We identified 43 patients treated with an IO agent either as a single agent or in combination. The average age was 53 years; 55.8% had hormone receptor-positive/HER2-negative breast cancer, 39.5% TNBC and 4.7% HER2-positive. Patients received an average of 2 prior lines of chemotherapy (range 0-7) in the metastatic setting. Most patients (72.1%) received IO alone and 27.9% received IO plus chemotherapy. Median progression-free survival (PFS) was 2.3 months and median overall survival (OS) was 12.1 months. Patients remaining on study ≥ 6 months (20.9%) were more likely to be treated with chemotherapy plus IO compared to patients with a PFS < 6 months (77.8% v. 14.7%). No differences in number of metastatic sites, prior lines of chemotherapy, breast cancer subtype, absolute lymphocyte count, or LDH were identified between patients with a PFS ≥ 6 months vs. < 6 months.

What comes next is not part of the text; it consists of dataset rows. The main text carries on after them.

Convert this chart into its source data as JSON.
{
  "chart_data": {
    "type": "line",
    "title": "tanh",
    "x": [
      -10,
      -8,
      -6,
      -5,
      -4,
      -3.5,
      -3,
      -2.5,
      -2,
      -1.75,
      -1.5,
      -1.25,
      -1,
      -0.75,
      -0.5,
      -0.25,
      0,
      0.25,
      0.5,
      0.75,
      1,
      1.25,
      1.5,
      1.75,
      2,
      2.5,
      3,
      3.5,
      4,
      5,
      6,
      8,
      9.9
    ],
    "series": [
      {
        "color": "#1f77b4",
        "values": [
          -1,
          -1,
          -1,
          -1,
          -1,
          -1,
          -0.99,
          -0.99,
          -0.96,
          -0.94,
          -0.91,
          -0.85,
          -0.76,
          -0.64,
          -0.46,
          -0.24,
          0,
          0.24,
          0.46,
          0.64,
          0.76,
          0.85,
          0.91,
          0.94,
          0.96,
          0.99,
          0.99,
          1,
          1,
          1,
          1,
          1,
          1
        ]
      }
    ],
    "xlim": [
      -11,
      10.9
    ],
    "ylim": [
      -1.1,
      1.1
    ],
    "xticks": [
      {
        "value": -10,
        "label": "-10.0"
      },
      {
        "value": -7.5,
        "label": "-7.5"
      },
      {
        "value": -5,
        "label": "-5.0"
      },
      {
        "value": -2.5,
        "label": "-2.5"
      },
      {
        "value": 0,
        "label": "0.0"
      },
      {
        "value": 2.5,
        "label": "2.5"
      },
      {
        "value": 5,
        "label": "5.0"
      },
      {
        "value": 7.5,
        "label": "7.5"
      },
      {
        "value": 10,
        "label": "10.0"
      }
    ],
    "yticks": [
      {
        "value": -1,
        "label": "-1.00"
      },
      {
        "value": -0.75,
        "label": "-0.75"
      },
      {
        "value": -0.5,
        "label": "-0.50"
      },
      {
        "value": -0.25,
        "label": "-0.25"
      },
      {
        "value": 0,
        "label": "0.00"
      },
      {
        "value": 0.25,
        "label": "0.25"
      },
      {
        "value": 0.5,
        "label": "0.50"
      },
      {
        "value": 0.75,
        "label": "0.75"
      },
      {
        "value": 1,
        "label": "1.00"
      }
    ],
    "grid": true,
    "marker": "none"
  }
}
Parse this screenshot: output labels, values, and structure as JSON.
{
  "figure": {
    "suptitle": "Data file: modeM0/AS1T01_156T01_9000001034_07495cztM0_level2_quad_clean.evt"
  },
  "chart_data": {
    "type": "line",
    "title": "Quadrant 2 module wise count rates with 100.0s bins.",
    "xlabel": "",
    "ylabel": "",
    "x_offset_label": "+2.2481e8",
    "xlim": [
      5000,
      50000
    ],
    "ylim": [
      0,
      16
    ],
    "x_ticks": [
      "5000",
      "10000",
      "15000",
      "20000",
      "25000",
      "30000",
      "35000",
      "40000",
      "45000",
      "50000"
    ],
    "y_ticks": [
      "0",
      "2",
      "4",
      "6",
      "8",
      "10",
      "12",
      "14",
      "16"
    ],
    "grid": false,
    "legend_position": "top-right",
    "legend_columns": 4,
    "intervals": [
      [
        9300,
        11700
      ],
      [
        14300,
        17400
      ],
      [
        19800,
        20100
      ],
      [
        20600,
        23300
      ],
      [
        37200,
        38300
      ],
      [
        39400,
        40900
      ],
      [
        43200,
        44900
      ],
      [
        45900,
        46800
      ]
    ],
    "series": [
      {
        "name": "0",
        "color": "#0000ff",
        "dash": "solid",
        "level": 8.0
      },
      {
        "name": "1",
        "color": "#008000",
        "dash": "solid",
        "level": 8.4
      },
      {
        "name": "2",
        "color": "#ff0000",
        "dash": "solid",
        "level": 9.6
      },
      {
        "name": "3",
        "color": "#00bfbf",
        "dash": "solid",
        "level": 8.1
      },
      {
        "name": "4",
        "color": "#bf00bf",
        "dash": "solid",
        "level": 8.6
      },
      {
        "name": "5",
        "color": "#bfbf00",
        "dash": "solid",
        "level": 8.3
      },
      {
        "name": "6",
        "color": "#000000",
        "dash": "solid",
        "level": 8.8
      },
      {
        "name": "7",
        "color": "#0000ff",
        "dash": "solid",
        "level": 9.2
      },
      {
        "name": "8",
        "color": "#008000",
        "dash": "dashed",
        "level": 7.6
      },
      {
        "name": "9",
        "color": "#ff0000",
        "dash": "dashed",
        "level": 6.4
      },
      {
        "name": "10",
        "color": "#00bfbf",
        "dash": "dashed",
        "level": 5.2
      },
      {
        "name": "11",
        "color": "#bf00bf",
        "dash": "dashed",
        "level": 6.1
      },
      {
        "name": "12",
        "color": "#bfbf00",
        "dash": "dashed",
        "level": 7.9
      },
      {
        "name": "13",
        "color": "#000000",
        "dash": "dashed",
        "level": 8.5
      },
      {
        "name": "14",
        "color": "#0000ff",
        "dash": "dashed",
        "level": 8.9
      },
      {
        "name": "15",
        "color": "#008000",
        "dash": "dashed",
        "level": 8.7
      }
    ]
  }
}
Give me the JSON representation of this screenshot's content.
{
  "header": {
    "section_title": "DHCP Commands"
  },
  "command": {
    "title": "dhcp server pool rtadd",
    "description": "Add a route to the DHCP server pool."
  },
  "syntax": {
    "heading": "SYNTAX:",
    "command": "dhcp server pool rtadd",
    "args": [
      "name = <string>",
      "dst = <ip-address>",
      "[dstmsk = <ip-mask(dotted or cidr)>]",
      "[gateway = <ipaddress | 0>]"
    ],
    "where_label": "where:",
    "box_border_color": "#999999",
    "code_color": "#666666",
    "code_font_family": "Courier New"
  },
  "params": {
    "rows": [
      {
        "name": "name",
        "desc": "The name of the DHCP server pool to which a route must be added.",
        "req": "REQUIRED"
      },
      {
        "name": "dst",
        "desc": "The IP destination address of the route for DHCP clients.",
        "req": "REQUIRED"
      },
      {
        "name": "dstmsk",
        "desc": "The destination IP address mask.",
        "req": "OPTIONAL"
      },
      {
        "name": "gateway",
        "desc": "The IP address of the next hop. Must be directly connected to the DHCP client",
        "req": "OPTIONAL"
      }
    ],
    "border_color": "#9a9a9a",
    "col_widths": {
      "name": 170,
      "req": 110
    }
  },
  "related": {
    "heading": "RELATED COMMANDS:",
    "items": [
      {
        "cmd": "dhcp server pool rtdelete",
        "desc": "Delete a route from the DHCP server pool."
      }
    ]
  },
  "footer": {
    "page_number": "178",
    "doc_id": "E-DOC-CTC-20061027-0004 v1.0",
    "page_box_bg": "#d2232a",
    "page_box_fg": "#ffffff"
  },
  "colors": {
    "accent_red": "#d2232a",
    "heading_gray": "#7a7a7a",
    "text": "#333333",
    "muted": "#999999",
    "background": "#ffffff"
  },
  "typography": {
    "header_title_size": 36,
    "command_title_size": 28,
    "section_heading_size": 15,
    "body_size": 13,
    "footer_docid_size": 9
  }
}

Our phase I experience demonstrates benefit from IO therapy that was not limited to patients with TNBC and confirms improved efficacy from IO agents in combination with chemotherapy. A subset of patients with MBC treated in phase I clinical trials with an IO agent derived prolonged clinical benefit. Predictors of response to immunotherapy in breast cancer remain uncharacterized and further research is needed to identify these factors.